Grounded theory is a qualitative research methodology in which a theory is built directly from data rather than tested against it. Instead of starting with a hypothesis and looking for confirmation, the researcher collects data, analyzes it, and lets explanatory concepts emerge, returning to gather more data to develop and refine those concepts until a coherent theory grounded in the evidence takes shape. It was developed by Glaser and Strauss in 1967 and remains the standard approach when the goal is to generate theory about a process for which little existing explanation fits.
The defining commitment is that the theory comes from the data. Grounded theory is not a way to organize interviews around themes you already expected; it is a disciplined process for discovering an explanation you did not have at the start. That ambition makes it powerful for under-theorized topics and demanding to execute well.
What makes grounded theory distinctive
Several interlocking features separate grounded theory from other qualitative methods.

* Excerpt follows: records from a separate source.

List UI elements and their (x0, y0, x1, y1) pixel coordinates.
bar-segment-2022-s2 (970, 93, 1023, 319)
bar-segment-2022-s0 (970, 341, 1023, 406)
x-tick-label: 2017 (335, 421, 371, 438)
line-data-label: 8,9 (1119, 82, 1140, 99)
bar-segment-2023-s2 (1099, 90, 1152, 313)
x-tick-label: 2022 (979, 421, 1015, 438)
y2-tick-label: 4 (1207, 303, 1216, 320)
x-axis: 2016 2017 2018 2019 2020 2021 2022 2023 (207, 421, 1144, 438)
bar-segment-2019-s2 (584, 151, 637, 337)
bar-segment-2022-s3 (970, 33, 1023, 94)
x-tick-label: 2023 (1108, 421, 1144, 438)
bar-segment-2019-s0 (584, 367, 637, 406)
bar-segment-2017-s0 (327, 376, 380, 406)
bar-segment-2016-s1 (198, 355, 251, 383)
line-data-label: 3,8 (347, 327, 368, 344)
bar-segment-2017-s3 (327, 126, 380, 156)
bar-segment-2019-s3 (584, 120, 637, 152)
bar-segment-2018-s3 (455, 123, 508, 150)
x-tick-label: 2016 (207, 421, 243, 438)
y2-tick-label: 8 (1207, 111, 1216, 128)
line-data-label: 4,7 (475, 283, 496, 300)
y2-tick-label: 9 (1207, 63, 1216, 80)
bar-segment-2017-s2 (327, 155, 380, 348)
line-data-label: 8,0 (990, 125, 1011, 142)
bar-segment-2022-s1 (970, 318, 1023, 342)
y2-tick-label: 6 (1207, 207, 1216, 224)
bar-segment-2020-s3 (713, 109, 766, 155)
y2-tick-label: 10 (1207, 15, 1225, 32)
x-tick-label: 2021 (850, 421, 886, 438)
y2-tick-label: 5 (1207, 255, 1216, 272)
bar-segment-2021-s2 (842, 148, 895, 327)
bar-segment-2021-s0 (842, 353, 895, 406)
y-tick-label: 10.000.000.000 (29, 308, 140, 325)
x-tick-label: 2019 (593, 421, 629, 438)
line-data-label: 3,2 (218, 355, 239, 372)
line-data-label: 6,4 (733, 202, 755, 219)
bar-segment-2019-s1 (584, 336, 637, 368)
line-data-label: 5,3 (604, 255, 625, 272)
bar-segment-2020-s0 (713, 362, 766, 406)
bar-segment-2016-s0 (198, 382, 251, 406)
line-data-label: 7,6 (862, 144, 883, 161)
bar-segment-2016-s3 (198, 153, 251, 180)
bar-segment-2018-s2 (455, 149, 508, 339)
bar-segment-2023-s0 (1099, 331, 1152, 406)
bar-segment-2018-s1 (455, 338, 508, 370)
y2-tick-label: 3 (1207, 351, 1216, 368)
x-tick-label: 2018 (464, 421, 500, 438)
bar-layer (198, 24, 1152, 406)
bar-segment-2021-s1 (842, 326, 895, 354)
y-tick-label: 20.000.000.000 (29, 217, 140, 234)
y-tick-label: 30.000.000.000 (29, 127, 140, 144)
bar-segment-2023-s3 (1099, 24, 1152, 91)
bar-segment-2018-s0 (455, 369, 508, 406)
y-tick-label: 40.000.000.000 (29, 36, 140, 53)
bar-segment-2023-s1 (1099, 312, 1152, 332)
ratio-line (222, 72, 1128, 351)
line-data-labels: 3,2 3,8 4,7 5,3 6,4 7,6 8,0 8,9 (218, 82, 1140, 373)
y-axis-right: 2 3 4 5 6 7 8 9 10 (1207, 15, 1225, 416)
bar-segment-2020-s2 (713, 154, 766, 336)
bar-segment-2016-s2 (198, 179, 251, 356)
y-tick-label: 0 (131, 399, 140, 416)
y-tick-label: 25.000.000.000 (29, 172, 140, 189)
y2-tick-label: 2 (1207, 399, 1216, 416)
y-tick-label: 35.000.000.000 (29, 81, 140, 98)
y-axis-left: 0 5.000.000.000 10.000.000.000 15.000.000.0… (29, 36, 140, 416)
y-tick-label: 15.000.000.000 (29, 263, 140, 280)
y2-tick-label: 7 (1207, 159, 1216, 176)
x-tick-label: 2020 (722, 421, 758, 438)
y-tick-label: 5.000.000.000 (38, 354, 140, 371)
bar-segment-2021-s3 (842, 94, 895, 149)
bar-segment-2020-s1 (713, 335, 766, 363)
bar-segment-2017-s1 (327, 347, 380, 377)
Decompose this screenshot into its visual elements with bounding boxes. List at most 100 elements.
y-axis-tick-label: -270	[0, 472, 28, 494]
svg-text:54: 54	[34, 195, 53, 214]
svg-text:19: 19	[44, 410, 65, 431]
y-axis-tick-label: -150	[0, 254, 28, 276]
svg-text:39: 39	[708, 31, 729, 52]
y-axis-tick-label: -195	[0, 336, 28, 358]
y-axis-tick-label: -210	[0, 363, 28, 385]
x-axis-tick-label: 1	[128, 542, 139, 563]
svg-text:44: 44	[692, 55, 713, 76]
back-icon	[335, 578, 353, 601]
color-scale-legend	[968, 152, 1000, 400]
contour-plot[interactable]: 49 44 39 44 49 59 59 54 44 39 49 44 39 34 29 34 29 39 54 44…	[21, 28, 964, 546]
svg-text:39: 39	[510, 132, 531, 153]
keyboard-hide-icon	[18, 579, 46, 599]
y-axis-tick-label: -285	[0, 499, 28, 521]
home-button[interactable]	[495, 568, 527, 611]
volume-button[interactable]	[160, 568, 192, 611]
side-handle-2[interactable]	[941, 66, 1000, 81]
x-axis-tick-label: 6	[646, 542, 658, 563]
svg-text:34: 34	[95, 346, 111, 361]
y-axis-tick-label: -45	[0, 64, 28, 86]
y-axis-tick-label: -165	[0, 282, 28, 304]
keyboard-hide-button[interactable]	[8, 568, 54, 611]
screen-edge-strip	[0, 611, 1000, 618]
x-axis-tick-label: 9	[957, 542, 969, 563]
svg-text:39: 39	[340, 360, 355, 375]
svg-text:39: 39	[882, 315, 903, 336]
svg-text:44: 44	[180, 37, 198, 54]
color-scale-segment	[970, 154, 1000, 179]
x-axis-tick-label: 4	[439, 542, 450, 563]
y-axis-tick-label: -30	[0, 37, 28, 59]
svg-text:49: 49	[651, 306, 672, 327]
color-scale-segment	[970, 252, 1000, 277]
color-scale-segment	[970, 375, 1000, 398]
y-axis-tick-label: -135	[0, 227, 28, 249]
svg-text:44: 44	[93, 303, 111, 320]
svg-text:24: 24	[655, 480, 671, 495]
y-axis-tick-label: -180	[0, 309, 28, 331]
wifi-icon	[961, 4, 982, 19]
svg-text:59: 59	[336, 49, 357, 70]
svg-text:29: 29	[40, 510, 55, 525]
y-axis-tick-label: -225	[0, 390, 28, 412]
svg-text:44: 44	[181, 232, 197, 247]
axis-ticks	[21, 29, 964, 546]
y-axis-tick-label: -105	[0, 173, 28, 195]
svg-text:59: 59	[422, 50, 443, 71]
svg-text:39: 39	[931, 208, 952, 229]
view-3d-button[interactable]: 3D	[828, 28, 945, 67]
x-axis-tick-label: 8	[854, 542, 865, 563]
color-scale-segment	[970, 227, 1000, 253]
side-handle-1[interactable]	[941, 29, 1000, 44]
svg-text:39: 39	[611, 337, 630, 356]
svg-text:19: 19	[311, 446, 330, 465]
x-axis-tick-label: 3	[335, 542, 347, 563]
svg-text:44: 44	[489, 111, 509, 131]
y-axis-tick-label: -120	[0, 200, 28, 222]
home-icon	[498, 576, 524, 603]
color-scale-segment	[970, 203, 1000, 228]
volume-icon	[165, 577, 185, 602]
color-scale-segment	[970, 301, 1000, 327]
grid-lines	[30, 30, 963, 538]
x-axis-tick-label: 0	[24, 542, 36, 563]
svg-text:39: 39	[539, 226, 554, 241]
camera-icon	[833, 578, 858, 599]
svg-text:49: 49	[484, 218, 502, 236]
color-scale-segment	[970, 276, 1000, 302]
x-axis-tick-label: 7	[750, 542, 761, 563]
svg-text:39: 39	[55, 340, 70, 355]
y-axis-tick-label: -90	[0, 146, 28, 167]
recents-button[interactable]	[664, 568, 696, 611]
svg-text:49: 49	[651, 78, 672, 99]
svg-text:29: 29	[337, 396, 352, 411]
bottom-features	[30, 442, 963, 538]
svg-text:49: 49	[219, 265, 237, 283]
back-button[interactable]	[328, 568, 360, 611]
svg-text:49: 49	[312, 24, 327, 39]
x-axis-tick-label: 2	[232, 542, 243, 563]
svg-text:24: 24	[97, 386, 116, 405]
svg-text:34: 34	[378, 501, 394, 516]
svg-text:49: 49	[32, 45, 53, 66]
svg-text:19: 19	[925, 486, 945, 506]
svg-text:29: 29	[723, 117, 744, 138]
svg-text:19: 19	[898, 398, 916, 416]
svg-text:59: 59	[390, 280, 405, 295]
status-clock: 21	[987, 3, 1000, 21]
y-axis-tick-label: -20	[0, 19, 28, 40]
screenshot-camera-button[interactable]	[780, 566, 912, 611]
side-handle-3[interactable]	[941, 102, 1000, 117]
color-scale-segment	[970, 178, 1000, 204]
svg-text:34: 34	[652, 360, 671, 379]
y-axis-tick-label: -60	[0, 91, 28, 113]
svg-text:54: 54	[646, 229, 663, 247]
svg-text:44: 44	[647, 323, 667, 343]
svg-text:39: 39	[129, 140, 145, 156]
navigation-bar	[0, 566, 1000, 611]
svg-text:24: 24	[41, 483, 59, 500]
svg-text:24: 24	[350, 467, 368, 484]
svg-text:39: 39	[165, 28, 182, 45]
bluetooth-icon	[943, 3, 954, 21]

Constant comparison runs throughout: every new piece of data is compared with existing codes and concepts, sharpening categories and revealing their properties. Theoretical sampling means later data collection is guided by the emerging theory, so you deliberately seek the participants or situations that will test and extend your developing concepts, rather than fixing the entire sample in advance. Memo writing captures the analyst's developing thinking, building the bridge from codes to theory. And data collection and analysis happen iteratively, in cycles, rather than as separate phases.
This iterative, theory-driven sampling is the clearest practical difference from a method such as thematic analysis, where data are usually collected first and analyzed afterward. In grounded theory the analysis shapes what you collect next.
The coding stages
Grounded theory analysis moves through coding stages that progressively build abstraction. Open coding breaks the data into discrete concepts, labeling what is happening line by line or incident by incident. Axial coding reassembles those concepts, identifying relationships among categories and their properties. Selective coding integrates everything around a central category that ties the theory together. Terminology varies across the main traditions, but the movement from concrete data to an integrated explanation is common to all.
The endpoint is theoretical saturation, the point at which gathering more data yields no new properties or insights about the categories. Saturation, not a predetermined sample size, governs when data collection stops, which is one reason grounded theory cannot specify its final sample in advance the way a survey can.